There are always many factors that affect growth, but the effect of the austerity measures on Greece was so severe that, as a matter of national income accounting, it is clear that the fiscal austerity drastically worsened and prolonged the country's recession.

Greece has also completed the economic adjustment that its creditors have put forth as a main objective of austerity. Import spending has fallen by 36 percent -- one of the largest adjustments in the world -- and its current account and actual primary budget balance are now in surplus. No one can credibly argue that the country is living beyond its means.

But the recovery is still too weak, slow, and fragile to take Greece out of the mass unemployment that the European authorities have unnecessarily inflicted on it. Unemployment is currently at 25.8 percent, and nearly double that for youth. IMF projections -- almost all of which over the past five years have been overly optimistic -- estimate that unemployment will still stand at nearly 16 percent in 2018.

To bring the country to full or even reasonable levels of employment, the new government will have to enact a fiscal stimulus. Tsipras proposes rolling back some of the regressive changes implemented over the past few years, like minimum wage cuts and the removal of collective bargaining rights. He also wants to renegotiate the country's oversize debt, which is currently more than 170 percent of GDP. It has worsened drastically from 115 percent of GDP in May 2010, when the first IMF agreement was signed and many of us warned that austerity was the road to ruin.

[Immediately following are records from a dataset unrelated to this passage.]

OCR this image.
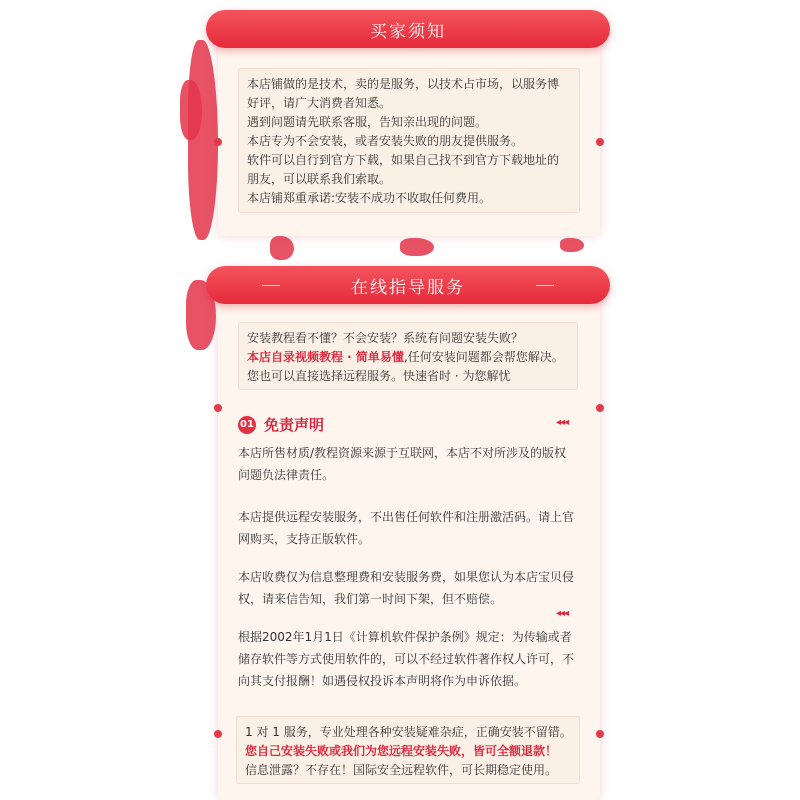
买家须知
本店铺做的是技术，卖的是服务，以技术占市场，以服务博
好评，请广大消费者知悉。
遇到问题请先联系客服，告知亲出现的问题。
本店专为不会安装，或者安装失败的朋友提供服务。
软件可以自行到官方下载，如果自己找不到官方下载地址的
朋友，可以联系我们索取。
本店铺郑重承诺:安装不成功不收取任何费用。
在线指导服务
安装教程看不懂？不会安装？系统有问题安装失败？
本店自录视频教程 · 简单易懂,任何安装问题都会帮您解决。
您也可以直接选择远程服务。快速省时 · 为您解忧
01 免责声明	◂◂◂
本店所售材质/教程资源来源于互联网，本店不对所涉及的版权
问题负法律责任。
本店提供远程安装服务，不出售任何软件和注册激活码。请上官
网购买，支持正版软件。
本店收费仅为信息整理费和安装服务费，如果您认为本店宝贝侵
权，请来信告知，我们第一时间下架，但不赔偿。
◂◂◂
根据2002年1月1日《计算机软件保护条例》规定：为传输或者
储存软件等方式使用软件的，可以不经过软件著作权人许可，不
向其支付报酬！如遇侵权投诉本声明将作为申诉依据。
1 对 1 服务，专业处理各种安装疑难杂症，正确安装不留错。
您自己安装失败或我们为您远程安装失败，皆可全额退款！
信息泄露？不存在！国际安全远程软件，可长期稳定使用。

The people of Greece have spoken, a government has been formed, and now the ball is in the court of the European authorities. They will have to decide whether they have accomplished enough in terms of restructuring eurozone economies by chipping away at the welfare state, reducing labor's bargaining power, cutting healthcare spending (by 40 percent in Greece), and generally constructing a more unequal society. For years now, European authorities have been using the crisis to force the governments of more troubled member nations to accept economic changes that the electorates of these countries would never vote to approve. That is the main reason that these economic troubles have gone on for so long.

It is a dilemma for the advocates of austerity, because if they give in to Syriza, Spain could be next. The leftist Podemos party, which rose from its founding to lead opinion polls in just the past year with a program similar to Syriza's, could benefit greatly from a successful Syriza administration. Spain's economy is more than six times larger than that of Greece.

If the European authorities refuse to bargain with Syriza, there is a risk that Greece defaults and ends up abandoning the currency and monetary union.

Contrary to popular belief, the authorities do not fear that a Greek exit could cause a serious financial crisis of the euro. The ECB can create money like the US Federal Reserve, and has all the firepower it needs to make sure that a Greek exit would not cause serious damage to the eurozone financial system. ECB President Mario Draghi proved this in July 2012 when he brought an end to the financial crisis of the eurozone -- and doubts about the survival of the single-currency bloc itself -- by merely stating that he would do "whatever it takes" to defend the euro.

The real fear is that Greece might leave the currency and, after weathering the flight of capital and an initial crisis, recover much more quickly than the rest of Europe, prompting other governments to also want to leave the euro. The entire currency union could be threatened. Bluffs and bluster fill the financial press at the moment, but the smarter people in Brussels and Frankfurt understand this reality, and will want to make some concessions to the new government in Greece.

Either way, this is the beginning of the end of the eurozone's long nightmare.